For all Hamilton jobs, whether initiated from the command line (sbatch, srun) or through the portal, the portal’s performance monitoring feature lets you view how they use the resources they have been allocated.   This can help you to: 

  • Check if your jobs are performing as expected.  For example, is a multi-core job making good use of the CPU cores allocated?
  • Investigate the time profiles of your jobs’ CPU, memory and TMPDIR usage or their I/O activity.  
  • Check if similar jobs could be allocated fewer resources without affecting performance.  For example, how much of the allocated memory do your jobs use? 

Performance metrics become available a few minutes after a job has started and they remain visible until the job has finished.  (In the future we hope to extend the facility to jobs that have ended.)  To view the performance metrics: 

Hamilton8 portal menu bar with the Jobs item highlighted

  1. From the dashboard, select Jobs->Active Jobs from the top menu 
  2. If you wish, sort the list by clicking on a column heading or filter the list of jobs. 
  3. Click on the arrow next to a job you wish to inspect. 

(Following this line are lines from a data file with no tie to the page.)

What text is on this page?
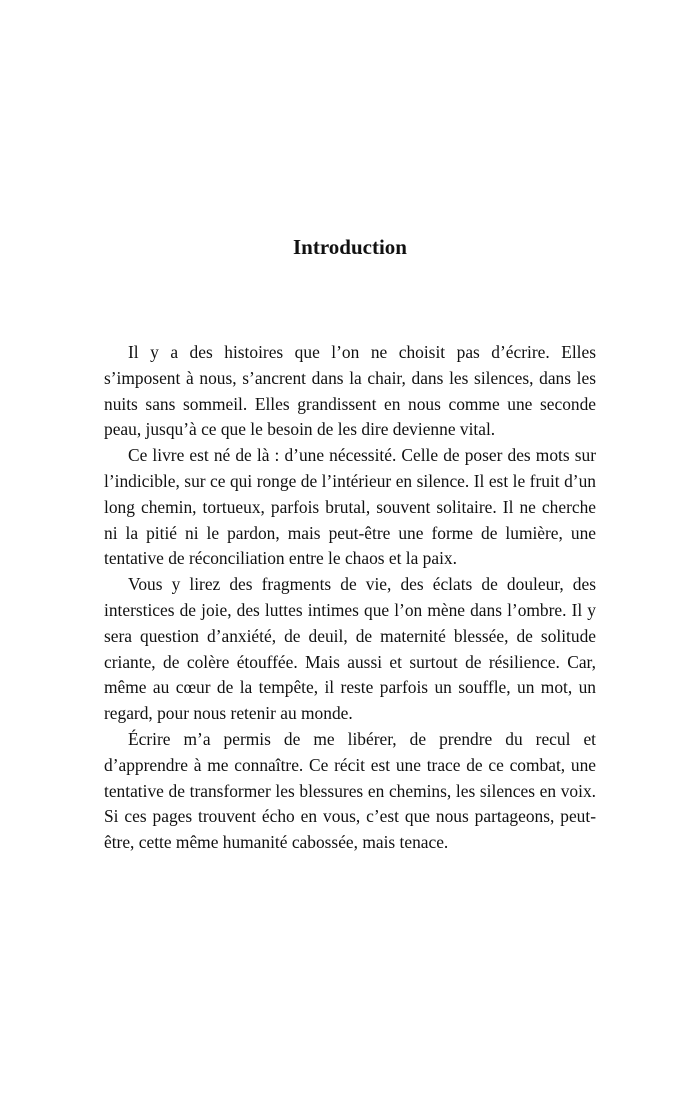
Introduction

Il y a des histoires que l’on ne choisit pas d’écrire. Elles s’imposent à nous, s’ancrent dans la chair, dans les silences, dans les nuits sans sommeil. Elles grandissent en nous comme une seconde peau, jusqu’à ce que le besoin de les dire devienne vital.

Ce livre est né de là : d’une nécessité. Celle de poser des mots sur l’indicible, sur ce qui ronge de l’intérieur en silence. Il est le fruit d’un long chemin, tortueux, parfois brutal, souvent solitaire. Il ne cherche ni la pitié ni le pardon, mais peut-être une forme de lumière, une tentative de réconciliation entre le chaos et la paix.

Vous y lirez des fragments de vie, des éclats de douleur, des interstices de joie, des luttes intimes que l’on mène dans l’ombre. Il y sera question d’anxiété, de deuil, de maternité blessée, de solitude criante, de colère étouffée. Mais aussi et surtout de résilience. Car, même au cœur de la tempête, il reste parfois un souffle, un mot, un regard, pour nous retenir au monde.

Écrire m’a permis de me libérer, de prendre du recul et d’apprendre à me connaître. Ce récit est une trace de ce combat, une tentative de transformer les blessures en chemins, les silences en voix. Si ces pages trouvent écho en vous, c’est que nous partageons, peut-être, cette même humanité cabossée, mais tenace.
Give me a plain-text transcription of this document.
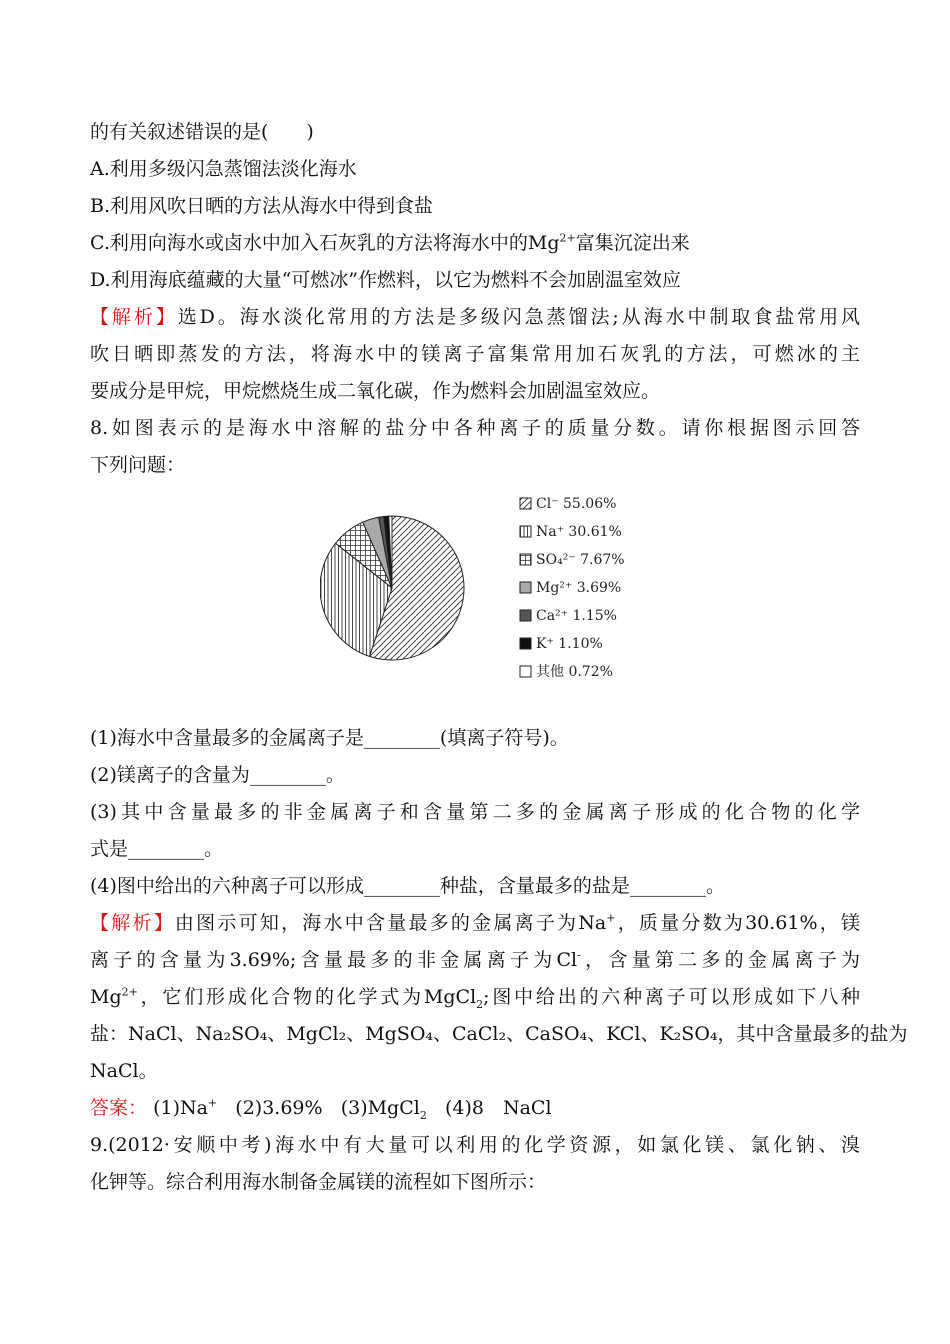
的有关叙述错误的是(　　)
A.利用多级闪急蒸馏法淡化海水
B.利用风吹日晒的方法从海水中得到食盐
C.利用向海水或卤水中加入石灰乳的方法将海水中的$Mg^{2+}$富集沉淀出来
D.利用海底蕴藏的大量“可燃冰”作燃料，以它为燃料不会加剧温室效应
【解析】选D。海水淡化常用的方法是多级闪急蒸馏法;从海水中制取食盐常用风
吹日晒即蒸发的方法，将海水中的镁离子富集常用加石灰乳的方法，可燃冰的主
要成分是甲烷，甲烷燃烧生成二氧化碳，作为燃料会加剧温室效应。
8.如图表示的是海水中溶解的盐分中各种离子的质量分数。请你根据图示回答
下列问题：
Cl⁻ 55.06%
Na⁺ 30.61%
SO₄²⁻ 7.67%
Mg²⁺ 3.69%
Ca²⁺ 1.15%
K⁺ 1.10%
其他 0.72%
(1)海水中含量最多的金属离子是________(填离子符号)。
(2)镁离子的含量为________。
(3)其中含量最多的非金属离子和含量第二多的金属离子形成的化合物的化学
式是________。
(4)图中给出的六种离子可以形成________种盐，含量最多的盐是________。
【解析】由图示可知，海水中含量最多的金属离子为Na+，质量分数为30.61%，镁
离子的含量为3.69%;含量最多的非金属离子为Cl-，含量第二多的金属离子为
$Mg^{2+}$，它们形成化合物的化学式为MgCl$_2$;图中给出的六种离子可以形成如下八种
盐：NaCl、Na₂SO₄、MgCl₂、MgSO₄、CaCl₂、CaSO₄、KCl、K₂SO₄，其中含量最多的盐为
NaCl。
答案： (1)Na+ (2)3.69% (3)MgCl$_2$ (4)8　NaCl
9.(2012·安顺中考)海水中有大量可以利用的化学资源，如氯化镁、氯化钠、溴
化钾等。综合利用海水制备金属镁的流程如下图所示：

Job metrics are displayed on two pages.  The initial page has information about  the job’s Slurm request, plus graphs showing its CPU and memory utilisation through time.  For jobs that are spread across multiple nodes, results are shown for each node separately.  In the example below, a single-node job is using its CPU allocation reasonably well but could perhaps have requested less memory. 

Example graphs showing jobs' CPU and memory usage through time

To see further usage information, click on Detailed metrics just above the graphs. 

The Detailed Metrics page displays additional graphs that show: 

  • CPU and memory utilisation 
  • TMPDIR usage 
  • /nobackup bandwidth and file operations 

There are also graphs showing GPU utilisation, memory utilisation, occupancy and bandwidth.  These are currently applicable only to some private nodes.